Solution: Covering a floor with matting improves safety and mitigates the risk of potential accidents. An effective matting is engineered to attract dirt, remove any debris and moisture from the footwear of the people as they place their feet on the mat before entering the building.
- Falls on stairs account for over 60% of slip, trip and fall deaths in buildings and are a result of a number of complex interacting factors. Despite this, there are times when not enough importance is given to safe stair design and construction principles. The visibility of safe stairs is critical to ensure that a person can prepare to coordinate their gait during stair ascent and decent. For people who do not have visual impairments, there is a reliance of visual clues such as handrails, depth perception in good lighting conditions and high visibility of stair nosings. Poor delineation of the step edge may confuse people negotiating the stairs, particularly in poor lighting conditions and this can increase the risk of a miss step.
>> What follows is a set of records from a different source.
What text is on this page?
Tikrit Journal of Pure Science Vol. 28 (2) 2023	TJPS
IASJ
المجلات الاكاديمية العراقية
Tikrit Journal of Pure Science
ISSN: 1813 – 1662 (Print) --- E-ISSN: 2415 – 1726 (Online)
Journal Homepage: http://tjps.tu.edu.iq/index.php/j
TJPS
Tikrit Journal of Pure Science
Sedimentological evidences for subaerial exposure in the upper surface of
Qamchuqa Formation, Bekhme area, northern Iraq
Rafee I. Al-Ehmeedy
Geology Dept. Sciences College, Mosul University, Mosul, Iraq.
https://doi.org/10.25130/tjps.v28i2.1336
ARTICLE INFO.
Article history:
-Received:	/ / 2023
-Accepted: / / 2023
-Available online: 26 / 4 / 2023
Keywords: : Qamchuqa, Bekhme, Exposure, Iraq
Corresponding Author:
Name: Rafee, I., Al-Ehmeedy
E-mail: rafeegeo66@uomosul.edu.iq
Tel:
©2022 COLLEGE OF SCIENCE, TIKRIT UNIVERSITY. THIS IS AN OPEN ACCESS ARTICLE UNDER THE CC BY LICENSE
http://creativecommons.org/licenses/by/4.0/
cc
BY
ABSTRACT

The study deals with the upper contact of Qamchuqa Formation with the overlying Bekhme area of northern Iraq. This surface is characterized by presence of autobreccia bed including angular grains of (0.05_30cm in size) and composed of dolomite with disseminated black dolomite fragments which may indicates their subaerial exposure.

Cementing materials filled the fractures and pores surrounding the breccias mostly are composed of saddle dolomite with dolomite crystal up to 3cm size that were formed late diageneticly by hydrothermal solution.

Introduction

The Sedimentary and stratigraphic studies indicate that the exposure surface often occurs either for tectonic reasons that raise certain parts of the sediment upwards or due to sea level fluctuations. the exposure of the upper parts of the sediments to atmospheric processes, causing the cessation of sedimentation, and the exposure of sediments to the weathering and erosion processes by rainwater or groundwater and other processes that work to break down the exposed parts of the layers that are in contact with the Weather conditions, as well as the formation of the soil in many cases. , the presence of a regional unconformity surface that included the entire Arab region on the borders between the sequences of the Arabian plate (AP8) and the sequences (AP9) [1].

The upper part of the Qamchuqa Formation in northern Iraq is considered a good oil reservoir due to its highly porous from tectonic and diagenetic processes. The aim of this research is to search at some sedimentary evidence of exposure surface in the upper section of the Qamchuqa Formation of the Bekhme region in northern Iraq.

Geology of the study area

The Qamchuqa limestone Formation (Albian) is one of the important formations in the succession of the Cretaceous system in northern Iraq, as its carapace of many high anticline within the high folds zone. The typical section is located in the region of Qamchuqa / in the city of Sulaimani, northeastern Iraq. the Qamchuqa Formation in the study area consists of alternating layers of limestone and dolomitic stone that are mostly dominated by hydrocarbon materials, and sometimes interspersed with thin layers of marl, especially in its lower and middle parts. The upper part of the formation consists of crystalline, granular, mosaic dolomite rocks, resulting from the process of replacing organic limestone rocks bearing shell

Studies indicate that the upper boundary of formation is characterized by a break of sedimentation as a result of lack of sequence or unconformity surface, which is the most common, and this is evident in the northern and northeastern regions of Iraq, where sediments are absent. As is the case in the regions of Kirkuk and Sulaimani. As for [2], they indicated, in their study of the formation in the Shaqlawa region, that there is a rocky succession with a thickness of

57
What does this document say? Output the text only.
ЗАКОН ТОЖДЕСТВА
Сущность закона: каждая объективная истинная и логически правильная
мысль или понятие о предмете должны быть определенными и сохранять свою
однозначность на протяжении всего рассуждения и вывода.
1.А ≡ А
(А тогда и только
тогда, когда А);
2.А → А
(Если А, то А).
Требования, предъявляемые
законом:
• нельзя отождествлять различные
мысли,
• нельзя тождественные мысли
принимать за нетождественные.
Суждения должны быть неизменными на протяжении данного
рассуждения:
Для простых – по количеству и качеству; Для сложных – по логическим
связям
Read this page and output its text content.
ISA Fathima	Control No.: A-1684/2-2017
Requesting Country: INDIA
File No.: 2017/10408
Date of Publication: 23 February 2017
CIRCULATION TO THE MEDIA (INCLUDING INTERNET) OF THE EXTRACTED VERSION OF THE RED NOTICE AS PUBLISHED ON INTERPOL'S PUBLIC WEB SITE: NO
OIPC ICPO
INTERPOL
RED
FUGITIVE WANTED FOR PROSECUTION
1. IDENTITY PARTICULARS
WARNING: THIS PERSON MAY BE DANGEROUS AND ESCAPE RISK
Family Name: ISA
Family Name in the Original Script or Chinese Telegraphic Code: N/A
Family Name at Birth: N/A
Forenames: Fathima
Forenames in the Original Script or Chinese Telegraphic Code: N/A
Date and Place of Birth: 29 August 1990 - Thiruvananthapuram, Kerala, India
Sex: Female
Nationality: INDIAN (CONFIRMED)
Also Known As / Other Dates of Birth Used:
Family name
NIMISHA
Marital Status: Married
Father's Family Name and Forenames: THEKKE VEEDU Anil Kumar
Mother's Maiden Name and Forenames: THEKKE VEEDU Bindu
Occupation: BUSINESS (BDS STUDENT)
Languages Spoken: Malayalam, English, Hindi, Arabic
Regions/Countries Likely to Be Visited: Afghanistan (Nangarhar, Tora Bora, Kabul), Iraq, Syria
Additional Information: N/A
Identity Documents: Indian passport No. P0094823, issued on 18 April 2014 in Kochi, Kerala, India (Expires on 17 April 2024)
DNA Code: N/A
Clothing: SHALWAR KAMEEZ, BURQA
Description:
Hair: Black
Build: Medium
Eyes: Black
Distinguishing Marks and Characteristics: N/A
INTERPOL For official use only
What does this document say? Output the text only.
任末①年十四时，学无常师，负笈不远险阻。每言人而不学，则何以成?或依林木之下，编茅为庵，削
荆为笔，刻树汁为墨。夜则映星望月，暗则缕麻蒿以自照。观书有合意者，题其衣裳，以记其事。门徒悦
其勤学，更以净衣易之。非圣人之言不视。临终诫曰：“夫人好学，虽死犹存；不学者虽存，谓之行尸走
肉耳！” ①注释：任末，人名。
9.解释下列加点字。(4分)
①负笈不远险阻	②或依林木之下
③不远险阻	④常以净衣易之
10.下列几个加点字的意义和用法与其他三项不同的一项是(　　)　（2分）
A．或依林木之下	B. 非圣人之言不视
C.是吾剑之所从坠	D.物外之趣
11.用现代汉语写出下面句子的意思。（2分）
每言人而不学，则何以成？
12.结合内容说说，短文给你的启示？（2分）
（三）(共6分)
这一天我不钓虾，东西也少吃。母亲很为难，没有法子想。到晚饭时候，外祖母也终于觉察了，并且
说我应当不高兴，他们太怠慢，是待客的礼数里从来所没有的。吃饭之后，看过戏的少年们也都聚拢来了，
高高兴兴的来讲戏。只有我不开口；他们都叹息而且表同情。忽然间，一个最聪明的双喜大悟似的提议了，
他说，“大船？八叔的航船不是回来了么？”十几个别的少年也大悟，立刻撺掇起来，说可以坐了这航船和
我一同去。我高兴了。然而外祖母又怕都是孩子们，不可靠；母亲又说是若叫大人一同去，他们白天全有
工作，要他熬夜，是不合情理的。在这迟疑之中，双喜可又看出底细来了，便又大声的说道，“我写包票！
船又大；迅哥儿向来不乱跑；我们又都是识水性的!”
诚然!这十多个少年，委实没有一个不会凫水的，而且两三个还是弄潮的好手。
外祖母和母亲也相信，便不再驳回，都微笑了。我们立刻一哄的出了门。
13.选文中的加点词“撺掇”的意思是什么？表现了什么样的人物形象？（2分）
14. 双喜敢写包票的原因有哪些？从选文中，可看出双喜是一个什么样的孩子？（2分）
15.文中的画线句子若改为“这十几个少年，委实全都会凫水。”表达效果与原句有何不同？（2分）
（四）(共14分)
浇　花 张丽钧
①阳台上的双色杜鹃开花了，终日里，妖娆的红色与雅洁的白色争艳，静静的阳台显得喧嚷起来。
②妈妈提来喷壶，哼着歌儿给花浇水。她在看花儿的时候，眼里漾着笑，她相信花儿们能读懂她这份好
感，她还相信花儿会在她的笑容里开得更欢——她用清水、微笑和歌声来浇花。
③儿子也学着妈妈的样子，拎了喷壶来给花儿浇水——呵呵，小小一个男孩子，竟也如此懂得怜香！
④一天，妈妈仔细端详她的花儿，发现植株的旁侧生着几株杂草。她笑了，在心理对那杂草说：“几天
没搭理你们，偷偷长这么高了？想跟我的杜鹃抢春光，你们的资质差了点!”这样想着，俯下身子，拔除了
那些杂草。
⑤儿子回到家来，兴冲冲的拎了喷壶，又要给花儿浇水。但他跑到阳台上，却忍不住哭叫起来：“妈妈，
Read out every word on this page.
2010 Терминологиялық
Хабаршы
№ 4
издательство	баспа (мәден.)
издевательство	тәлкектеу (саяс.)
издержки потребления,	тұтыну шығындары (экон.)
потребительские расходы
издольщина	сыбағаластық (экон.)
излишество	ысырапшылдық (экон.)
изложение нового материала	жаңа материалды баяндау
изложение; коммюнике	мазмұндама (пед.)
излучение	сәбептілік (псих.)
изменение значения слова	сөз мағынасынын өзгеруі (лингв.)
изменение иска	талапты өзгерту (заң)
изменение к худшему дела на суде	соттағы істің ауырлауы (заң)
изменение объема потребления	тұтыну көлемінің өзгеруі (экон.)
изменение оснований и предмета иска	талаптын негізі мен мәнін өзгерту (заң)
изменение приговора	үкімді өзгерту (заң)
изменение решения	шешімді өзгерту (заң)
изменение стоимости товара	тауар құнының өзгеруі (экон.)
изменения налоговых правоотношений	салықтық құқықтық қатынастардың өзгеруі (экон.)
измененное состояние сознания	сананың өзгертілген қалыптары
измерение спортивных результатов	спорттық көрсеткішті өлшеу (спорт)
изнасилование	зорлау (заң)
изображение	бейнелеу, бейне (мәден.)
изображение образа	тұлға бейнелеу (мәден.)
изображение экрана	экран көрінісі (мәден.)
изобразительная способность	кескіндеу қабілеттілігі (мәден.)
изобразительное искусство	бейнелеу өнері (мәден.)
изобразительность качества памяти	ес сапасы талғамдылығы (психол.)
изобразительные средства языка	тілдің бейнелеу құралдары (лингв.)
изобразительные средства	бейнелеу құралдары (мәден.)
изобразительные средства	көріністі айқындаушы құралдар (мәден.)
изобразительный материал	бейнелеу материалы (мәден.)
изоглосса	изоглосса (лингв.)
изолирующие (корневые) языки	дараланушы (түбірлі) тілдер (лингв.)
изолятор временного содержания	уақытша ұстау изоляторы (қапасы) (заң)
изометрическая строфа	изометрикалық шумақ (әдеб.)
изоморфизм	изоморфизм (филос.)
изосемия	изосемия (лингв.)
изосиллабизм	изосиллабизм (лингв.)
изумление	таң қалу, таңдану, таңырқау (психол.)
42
Solution: Best practice is to set slip resistive strips with a luminance contrast greater than 30% to the very edge of the stairs. The width of the strips should be between 50-75mm to assist people in negotiating the stairs by clearly delineating the step edge. This is even more important when people’s eyes require time to adapt to lower lighting conditions. To highlight best practice, these safe stair features are required for disability access requirements within AS 1428.1, Design for Access and Mobility; Part 1: General requirements for access – Buildings.
- Everyone needs to visit shopping centres, leisure facilities and workplaces. Carparks are always busy, and whilst they are usually low-speed environments, a number of significant accidents have occurred here; particularly involving children and the elderly. Standards are often lacking, and lighting may not allow maximum visibility of pedestrians.
Solution: Ensure clear signage highlighting that the carpark is a shared vehicle/pedestrian zone with a 10km/h max limit; mark out the safest route of pedestrian access in high contrast paint; consider installation of directional tactiles; install speed bumps and bollards to slow drivers and mark out prohibited zones; engage a safety specialist for design advice.
Safer cities for all
At Classic Architectural Group, we know that we’re only as successful as those who we work with, together with the change we effect. We want to help people live their best lives, enhanced in some way by the service and products we offer, and we take this responsibility seriously. This vision drives us to provide innovative access solutions, supported by an enduring commitment to quality and service that delivers the best possible results to keep people safe.